Por Miguel Arcanjo Prado

As atrizes Marianna Armellini e Cristiane Wersom comemoram ter conseguido realizar um sonho antigo: montar o texto “Mulheres Ácidas”, escrito pela última.

A vontade vinha por, justamente, a peça falar de temas comuns ao mundo feminino e também tão próximos às atrizes.

Para a direção, convocaram outra mulher, Cristiane Paoli Quito, nome respeitado no teatro paulistano.

A peça traz histórias de diversas mulheres, em diferentes estágios e épocas da vida.

Suas relações, frustrações, medos, anseios e encontros embalam as histórias, que buscam despertar identificação com a plateia feminina.

“Escrevi para Mari e eu fazermos. Nos conhecemos há muito tempo e passamos várias fases da vida juntas. Agora, aos 40, a gente ficou com essa vontade de fazer um humor mais maduro.
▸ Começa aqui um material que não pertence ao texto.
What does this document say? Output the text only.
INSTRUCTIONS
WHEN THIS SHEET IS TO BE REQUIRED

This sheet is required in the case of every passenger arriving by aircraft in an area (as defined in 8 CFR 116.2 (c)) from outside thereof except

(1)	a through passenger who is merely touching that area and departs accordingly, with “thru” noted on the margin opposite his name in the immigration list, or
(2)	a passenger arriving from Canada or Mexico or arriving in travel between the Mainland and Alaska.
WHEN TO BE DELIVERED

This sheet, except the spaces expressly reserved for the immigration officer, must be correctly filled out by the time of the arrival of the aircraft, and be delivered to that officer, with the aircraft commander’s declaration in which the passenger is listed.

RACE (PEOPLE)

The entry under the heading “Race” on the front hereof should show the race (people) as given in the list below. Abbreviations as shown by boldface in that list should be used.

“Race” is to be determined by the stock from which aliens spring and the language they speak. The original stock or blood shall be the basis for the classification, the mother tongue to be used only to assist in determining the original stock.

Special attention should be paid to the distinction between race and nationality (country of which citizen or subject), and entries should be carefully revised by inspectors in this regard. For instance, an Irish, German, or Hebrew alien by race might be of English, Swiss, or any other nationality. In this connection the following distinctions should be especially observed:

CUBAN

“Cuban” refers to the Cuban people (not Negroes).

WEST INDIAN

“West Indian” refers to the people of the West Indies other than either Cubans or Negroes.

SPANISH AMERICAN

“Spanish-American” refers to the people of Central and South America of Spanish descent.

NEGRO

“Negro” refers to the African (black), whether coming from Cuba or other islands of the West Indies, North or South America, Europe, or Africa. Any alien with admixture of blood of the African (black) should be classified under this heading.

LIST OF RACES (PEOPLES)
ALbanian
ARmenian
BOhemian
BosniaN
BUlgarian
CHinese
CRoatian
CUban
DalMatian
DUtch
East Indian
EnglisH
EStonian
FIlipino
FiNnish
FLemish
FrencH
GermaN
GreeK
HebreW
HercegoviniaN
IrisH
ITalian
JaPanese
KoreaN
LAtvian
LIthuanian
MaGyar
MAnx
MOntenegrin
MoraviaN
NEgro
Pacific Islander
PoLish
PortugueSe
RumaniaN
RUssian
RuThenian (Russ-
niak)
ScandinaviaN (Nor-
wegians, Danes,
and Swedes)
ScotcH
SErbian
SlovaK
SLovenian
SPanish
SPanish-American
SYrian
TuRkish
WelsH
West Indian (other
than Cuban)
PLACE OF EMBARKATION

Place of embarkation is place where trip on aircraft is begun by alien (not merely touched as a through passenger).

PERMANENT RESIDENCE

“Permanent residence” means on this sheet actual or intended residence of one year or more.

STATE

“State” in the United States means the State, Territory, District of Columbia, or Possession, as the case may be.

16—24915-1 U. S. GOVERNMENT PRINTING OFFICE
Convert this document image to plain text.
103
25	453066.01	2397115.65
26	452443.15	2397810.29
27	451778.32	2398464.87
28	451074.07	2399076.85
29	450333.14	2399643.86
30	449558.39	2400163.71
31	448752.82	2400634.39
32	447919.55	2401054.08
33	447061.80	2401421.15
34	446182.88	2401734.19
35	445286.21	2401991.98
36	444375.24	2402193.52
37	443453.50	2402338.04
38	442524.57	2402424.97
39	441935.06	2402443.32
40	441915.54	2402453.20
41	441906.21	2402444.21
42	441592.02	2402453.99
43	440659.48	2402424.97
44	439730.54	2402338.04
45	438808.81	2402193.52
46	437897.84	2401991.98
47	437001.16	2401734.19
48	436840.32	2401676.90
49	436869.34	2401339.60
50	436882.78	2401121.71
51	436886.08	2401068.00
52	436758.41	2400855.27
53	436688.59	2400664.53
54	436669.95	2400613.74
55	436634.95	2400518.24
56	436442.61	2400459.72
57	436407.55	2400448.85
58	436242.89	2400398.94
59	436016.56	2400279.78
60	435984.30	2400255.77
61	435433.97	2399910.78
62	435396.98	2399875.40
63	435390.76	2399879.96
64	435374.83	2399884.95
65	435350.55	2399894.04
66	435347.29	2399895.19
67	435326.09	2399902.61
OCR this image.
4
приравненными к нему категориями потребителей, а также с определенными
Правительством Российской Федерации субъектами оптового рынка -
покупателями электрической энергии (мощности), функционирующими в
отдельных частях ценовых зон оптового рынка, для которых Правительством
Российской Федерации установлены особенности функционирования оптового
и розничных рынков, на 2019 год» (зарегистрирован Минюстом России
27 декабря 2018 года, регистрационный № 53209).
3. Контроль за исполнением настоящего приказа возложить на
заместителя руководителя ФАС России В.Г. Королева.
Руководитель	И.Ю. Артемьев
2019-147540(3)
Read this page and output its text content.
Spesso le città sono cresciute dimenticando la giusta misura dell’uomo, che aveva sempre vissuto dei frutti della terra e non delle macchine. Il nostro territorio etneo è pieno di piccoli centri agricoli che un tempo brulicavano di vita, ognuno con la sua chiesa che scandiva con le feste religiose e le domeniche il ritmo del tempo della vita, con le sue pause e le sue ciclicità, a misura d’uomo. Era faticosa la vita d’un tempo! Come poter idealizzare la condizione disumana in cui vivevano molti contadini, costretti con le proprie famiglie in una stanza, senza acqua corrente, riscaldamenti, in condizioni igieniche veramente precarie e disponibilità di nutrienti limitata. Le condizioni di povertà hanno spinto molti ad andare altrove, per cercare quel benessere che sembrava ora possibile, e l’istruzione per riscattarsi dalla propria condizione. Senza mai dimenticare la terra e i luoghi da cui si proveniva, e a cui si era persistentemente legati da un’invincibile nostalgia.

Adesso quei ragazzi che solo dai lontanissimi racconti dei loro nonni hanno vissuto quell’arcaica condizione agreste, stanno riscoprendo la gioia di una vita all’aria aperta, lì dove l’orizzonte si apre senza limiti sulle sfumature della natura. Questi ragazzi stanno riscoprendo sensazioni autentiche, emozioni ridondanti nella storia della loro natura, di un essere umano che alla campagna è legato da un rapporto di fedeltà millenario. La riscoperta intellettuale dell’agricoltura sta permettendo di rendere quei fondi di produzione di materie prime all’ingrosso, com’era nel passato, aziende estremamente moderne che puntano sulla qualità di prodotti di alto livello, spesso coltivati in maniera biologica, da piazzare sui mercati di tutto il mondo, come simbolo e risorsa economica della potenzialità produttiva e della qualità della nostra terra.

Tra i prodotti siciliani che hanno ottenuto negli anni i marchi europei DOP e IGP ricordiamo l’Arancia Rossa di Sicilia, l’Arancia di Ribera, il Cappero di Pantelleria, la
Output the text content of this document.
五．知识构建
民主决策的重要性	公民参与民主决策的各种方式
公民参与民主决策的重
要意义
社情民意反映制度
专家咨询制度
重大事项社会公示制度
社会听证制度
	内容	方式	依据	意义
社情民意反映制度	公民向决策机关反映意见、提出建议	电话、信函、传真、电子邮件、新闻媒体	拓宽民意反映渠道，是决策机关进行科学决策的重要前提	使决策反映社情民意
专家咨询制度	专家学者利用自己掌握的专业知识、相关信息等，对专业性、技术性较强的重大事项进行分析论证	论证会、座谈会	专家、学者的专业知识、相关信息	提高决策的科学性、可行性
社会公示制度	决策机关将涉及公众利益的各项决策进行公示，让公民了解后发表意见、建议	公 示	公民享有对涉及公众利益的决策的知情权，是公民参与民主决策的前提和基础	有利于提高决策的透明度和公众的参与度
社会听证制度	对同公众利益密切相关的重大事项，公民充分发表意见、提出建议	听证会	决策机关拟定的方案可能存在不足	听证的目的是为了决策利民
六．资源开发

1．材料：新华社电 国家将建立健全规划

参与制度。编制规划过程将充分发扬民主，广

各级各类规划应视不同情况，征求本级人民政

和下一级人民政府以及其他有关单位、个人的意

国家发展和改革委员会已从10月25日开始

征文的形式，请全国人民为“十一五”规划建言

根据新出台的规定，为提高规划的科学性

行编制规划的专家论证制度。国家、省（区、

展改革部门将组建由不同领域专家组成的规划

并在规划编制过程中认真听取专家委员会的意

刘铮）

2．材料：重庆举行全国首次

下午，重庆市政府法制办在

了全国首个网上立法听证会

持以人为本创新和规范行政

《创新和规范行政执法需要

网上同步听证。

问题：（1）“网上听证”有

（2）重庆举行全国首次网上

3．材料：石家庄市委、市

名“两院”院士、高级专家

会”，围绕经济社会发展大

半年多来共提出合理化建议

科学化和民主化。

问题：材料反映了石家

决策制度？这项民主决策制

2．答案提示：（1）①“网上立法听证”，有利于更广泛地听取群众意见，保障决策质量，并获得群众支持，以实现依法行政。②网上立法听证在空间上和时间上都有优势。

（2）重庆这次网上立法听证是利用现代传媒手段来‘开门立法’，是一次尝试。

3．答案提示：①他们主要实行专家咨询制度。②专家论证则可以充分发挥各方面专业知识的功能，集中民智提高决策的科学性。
Acho que essa peça é o resultado de duas atrizes que estão repensando suas carreiras e suas posições dentro da sociedade“, conta a atriz e dramaturga Cristiane Wersom.

A obra pode ser vista até 29 de março no Teatro Eva Herz da Livraria Cultura do Conjunto Nacional, em São Paulo (av. Paulista, 2073, metrô Consolação), tel. 11 3170-4059). Sempre terças e quartas, às 21h.

Mas, atenção: excepcionalmente nesta terça (28) de Carnaval a sessão será às 18h. Os ingressos custam R$ 40.